Twenty-three years later, in 1989, Charles Yacoub hijacked a Greyhound bus and drove it up to Centre Block, before firing off shots and taking hostages. All that was really damaged was the lawn, however.

Natural disasters, like the Great Ice Storm of 1998, have also taken a cumulative toll on Canada’s most important legislative building.

Most recently, terrorist Michael Zehaf-Bibeau engaged in a shootout with parliamentary security in Centre Block’s Hall of Honour in 2014. Shots fired in the incident left scars along the stone walls, a hole in the wood panelling, and shattered a window.

Heritage experts, political pundits, and members of parliament have gone back-and-forth on whether or not to preserve the tragedy’s vivid reminders.

At present, it’s unclear how upcoming rehabilitation efforts will address the damage.

In the meantime, while Centre Block takes on its temporary role as a construction zone, MPs will convene in the newly-renovated West Block. The interim meeting spot is set beneath a glass-panelled roof and a modern black beamed support structure.

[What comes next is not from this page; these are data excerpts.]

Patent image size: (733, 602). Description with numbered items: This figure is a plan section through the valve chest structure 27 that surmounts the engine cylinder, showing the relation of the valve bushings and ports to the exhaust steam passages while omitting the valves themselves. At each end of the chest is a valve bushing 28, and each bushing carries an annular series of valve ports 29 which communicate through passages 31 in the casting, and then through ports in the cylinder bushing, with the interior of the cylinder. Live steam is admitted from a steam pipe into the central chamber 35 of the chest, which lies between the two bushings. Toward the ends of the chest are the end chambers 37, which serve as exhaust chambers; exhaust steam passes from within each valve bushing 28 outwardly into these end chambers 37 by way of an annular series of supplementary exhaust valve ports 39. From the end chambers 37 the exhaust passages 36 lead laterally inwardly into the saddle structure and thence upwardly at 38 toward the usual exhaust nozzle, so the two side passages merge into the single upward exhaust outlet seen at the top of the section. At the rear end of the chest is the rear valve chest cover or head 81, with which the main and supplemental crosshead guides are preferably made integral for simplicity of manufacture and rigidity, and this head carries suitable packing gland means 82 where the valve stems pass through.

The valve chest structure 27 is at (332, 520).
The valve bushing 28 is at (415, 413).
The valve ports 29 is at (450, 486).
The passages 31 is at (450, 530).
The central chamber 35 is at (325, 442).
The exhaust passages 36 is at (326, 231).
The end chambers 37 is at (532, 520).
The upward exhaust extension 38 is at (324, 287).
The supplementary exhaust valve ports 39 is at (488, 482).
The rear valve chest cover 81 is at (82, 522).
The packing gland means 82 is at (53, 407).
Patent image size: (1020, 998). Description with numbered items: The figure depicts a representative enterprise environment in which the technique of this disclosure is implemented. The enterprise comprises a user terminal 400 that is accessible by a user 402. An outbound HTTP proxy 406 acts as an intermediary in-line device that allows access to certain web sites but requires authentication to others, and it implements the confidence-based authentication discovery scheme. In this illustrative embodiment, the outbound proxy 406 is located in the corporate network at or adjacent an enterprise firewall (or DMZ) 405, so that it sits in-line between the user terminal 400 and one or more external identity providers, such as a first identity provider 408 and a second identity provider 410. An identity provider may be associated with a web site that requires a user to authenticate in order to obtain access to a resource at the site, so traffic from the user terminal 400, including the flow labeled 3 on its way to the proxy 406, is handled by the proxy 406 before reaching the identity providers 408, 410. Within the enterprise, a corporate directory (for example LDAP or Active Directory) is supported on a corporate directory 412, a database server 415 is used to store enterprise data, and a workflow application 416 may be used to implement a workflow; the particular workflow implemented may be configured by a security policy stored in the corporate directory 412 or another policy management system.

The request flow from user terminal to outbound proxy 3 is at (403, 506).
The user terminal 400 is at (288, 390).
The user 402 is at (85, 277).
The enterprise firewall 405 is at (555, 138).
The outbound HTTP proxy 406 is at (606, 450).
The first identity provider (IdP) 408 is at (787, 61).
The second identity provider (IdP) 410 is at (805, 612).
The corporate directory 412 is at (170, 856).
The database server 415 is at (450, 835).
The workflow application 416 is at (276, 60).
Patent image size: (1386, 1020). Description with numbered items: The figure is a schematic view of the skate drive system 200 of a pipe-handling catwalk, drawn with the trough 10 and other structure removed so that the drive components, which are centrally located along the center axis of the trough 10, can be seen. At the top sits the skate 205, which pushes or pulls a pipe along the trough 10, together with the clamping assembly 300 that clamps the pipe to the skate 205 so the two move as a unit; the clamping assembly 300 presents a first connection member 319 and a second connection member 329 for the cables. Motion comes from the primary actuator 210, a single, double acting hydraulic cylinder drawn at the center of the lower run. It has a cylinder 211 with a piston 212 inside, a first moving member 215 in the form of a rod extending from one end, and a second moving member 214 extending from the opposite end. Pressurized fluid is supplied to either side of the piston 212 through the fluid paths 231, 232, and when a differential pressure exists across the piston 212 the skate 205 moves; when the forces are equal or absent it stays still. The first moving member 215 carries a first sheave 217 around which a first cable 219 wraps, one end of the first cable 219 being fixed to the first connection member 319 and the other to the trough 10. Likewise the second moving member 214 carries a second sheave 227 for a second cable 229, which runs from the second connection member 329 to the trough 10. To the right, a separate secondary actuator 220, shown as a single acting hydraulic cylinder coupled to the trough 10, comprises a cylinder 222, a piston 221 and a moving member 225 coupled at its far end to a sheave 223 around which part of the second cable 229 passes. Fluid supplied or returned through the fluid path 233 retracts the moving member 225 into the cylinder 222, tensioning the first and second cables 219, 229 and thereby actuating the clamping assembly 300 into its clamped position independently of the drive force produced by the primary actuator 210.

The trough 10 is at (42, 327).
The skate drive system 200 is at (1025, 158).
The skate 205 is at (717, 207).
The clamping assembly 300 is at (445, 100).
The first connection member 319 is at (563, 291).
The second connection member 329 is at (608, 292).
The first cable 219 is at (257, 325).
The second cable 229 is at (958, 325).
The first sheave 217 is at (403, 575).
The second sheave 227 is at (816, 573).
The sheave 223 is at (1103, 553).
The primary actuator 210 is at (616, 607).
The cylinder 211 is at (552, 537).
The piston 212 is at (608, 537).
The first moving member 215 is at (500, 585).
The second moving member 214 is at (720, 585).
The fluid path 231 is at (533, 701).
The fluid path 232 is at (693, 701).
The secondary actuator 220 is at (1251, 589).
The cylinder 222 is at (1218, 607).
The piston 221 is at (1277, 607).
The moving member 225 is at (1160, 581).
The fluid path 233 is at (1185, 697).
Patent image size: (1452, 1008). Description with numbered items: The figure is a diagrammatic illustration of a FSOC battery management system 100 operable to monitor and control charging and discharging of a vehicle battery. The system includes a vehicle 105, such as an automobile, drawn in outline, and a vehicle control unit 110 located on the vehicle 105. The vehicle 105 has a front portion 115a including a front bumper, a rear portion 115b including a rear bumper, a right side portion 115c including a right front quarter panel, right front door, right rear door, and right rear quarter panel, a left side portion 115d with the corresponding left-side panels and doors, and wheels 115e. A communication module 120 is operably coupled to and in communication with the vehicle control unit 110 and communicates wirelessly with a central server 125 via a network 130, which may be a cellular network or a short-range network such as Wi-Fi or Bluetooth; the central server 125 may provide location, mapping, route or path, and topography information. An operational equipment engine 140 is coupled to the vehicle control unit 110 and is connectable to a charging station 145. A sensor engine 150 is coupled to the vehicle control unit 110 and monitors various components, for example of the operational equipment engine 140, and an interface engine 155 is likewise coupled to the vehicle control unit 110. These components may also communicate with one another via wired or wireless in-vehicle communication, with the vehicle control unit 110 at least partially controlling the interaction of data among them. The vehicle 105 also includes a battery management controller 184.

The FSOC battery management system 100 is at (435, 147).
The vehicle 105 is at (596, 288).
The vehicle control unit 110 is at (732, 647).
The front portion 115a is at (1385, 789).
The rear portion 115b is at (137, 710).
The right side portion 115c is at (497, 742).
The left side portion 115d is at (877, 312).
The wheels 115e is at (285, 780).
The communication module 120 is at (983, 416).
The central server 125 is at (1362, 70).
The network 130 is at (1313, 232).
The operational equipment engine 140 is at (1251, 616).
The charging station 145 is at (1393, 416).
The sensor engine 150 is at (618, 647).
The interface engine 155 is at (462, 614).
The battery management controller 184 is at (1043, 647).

The Senate will meet across the road in the Government Conference Centre as its respective chamber is refurbished. The over 100-year-old building functioned as Ottawa’s train station up until 1966.

Outside of cosmetic and structural changes, another goal of the ongoing revamp is to make Parliament Hill more campus-like, secure, and operationally efficient.

Taxpayers will have to wait until all work is complete to see the final bill for the entire rehabilitation project. But around $3 billion of the $4.7 billion approved budget has been spent thus far.